14 août 2011

Patrouilleur de Service P676, Le Flamant

Le Flamant  est le premier bâtiment d’une série de patrouilleurs spécialement dédiés à l’action de l’État en mer. Il a été mis sur cale le 16 mars 1994 à Cherbourg par le chantier des Constructions Mécaniques de Normandie (CMN). Lancé le 24 avril 1995, il a pris le service actif le 18 décembre 1997. Son port de ralliement est  le port militaire de Cherbourg.

La mission principale du Flamant  est de patrouiller dans la zone économique exclusive (ZEE) française, qui s’étend jusqu’à 200 nautiques des côtes de France. Cette mission consiste essentiellement en la police des pêches.


Tous les pays membres de l’Union européenne peuvent pêcher dans la ZEE française, néanmoins, les bâtiments doivent respecter une réglementation touffue, à la fois européenne et nationale. Ces règlements définissent les espèces autorisées et la taille minimale des prises. Ils recouvrent aussi les types de matériels de pêche autorisés, les licences et les quotas auxquels les bâtiments sont soumis. Cette réglementation très complexe est destinée avant tout à assurer une gestion convenable de la ressource halieutique afin de la préserver pour l’avenir.


Pour les pêcheurs qui seraient tentés de s’écarter de la loi, la présence des patrouilleurs est un élément dissuasif important. Lorsque des conduites illégales sont suspectées ou avérées, il est rendu compte aux autorités à terre (affaires maritimes) qui décident de la suite à donner. Celle-ci peut, selon la gravité de l’infraction, aller d’un simple avertissement à un déroutement vers un port français, afin d’y conduire des investigations plus poussées avec des éventuelles poursuites judiciaires.

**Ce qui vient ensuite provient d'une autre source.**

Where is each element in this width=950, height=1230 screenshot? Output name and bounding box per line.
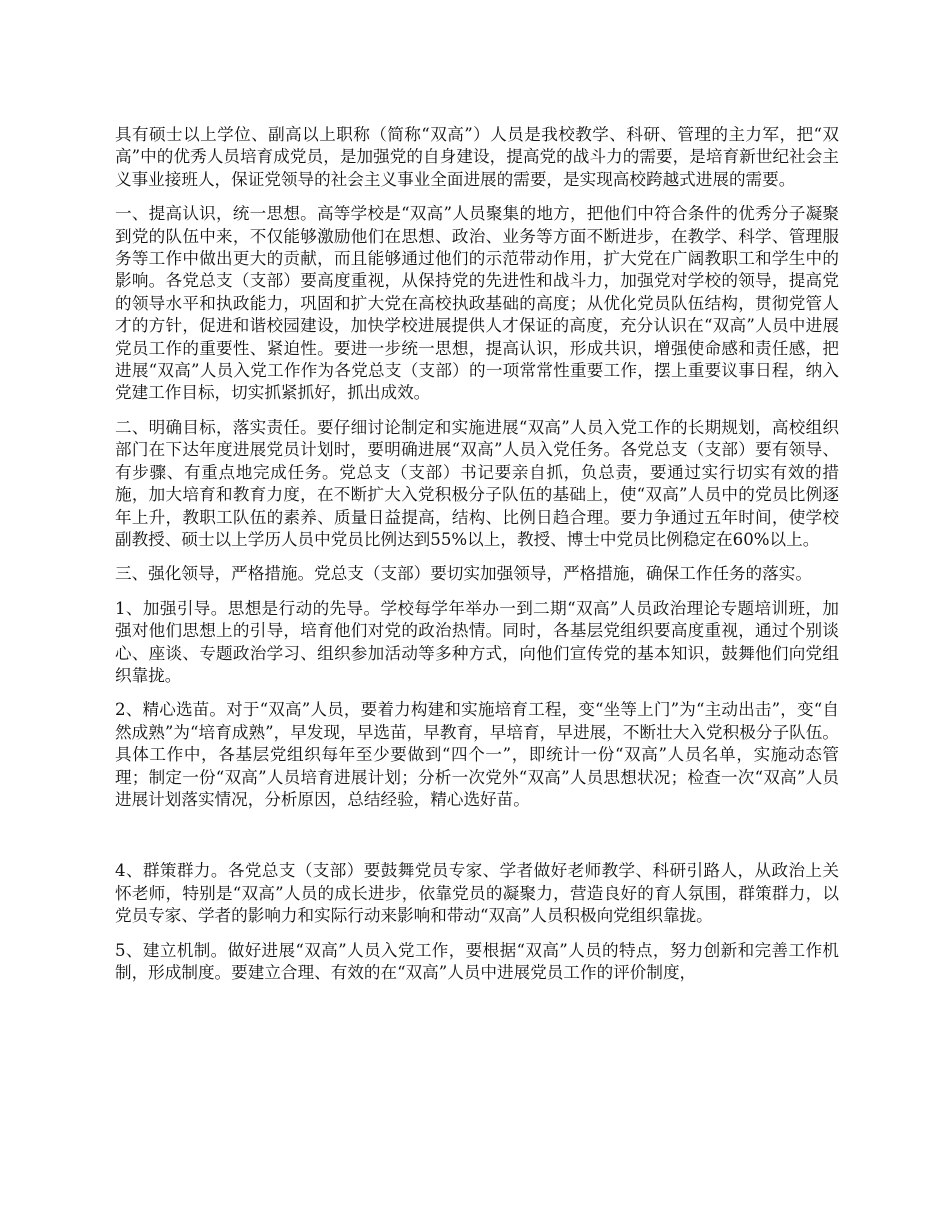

En plus des patrouilles de surveillance des pêches ou des approches maritimes, le Flamant  peut accomplir des missions de lutte anti-pollution et des opérations d’assistance et de sauvetage en mer.

Caractéristiques du Flamant

  • Longueur : 54 mètres
  • Largeur : 10 mètres
  • Tirant d’eau : 2,60 mètres
  • Tirant d’air : 20 mètres
  • Déplacement : 315 tonnes et 390 tonnes à pleine charge
  • Puissance électrique : 370 kW
  • Vitesse : 22 nœuds
  • Distance franchissable : 4 500 nautiques à 12 nœuds
  • Autonomie : 21 jours
  • Pilote automatique
  • Un système de navigation par satellite type GPS
  • Deux radars de navigation DRBN-34  et DRBN-38
  • Une station Inmarsat  (communication par satellite) et des émetteurs HF, VHF, UHF permettant d’établir des liaisons avec les organismes à terre et les bâtiments à la mer
  • Des intercepteurs radiogoniomètres couvrant l’ensemble des gammes de fréquences des liaisons radio
  • Un récepteur SMDSM (norme internationale pour le sauvetage en mer, en vigueur depuis le 1er février 1999)
  • Ces équipements, associés à une propulsion automatisée, permettent la conduite du navire par une équipe de quart réduite à 3 personnes.

Propulser par deux lignes d’arbres, équipées d’hélices à pales orientables qui lui confèrent une grande souplesse dans les variations d’allure. La propulsion est de type CODAD (combined diesel and diesel). La puissance totale des quatre moteurs est de 7.230 cv (5.310 kW). Deux moteurs diesels Deutz-MWM TBD 620 V 16  de 2765 cv + 2 diesels Deutz-MWM TBD  234 V 12  de 850 cv entraînent chaque ligne d’arbre. Ils peuvent fonctionner indépendamment ou être couplés, suivant les circonstances.


L’appareil propulsif est géré et surveillé par un automate situé en passerelle. Cette architecture de la propulsion permet de longues patrouilles à faible vitesse sur un ou deux moteurs et des vitesses élevées sur quatre moteurs pour rallier un éventuel contrevenant.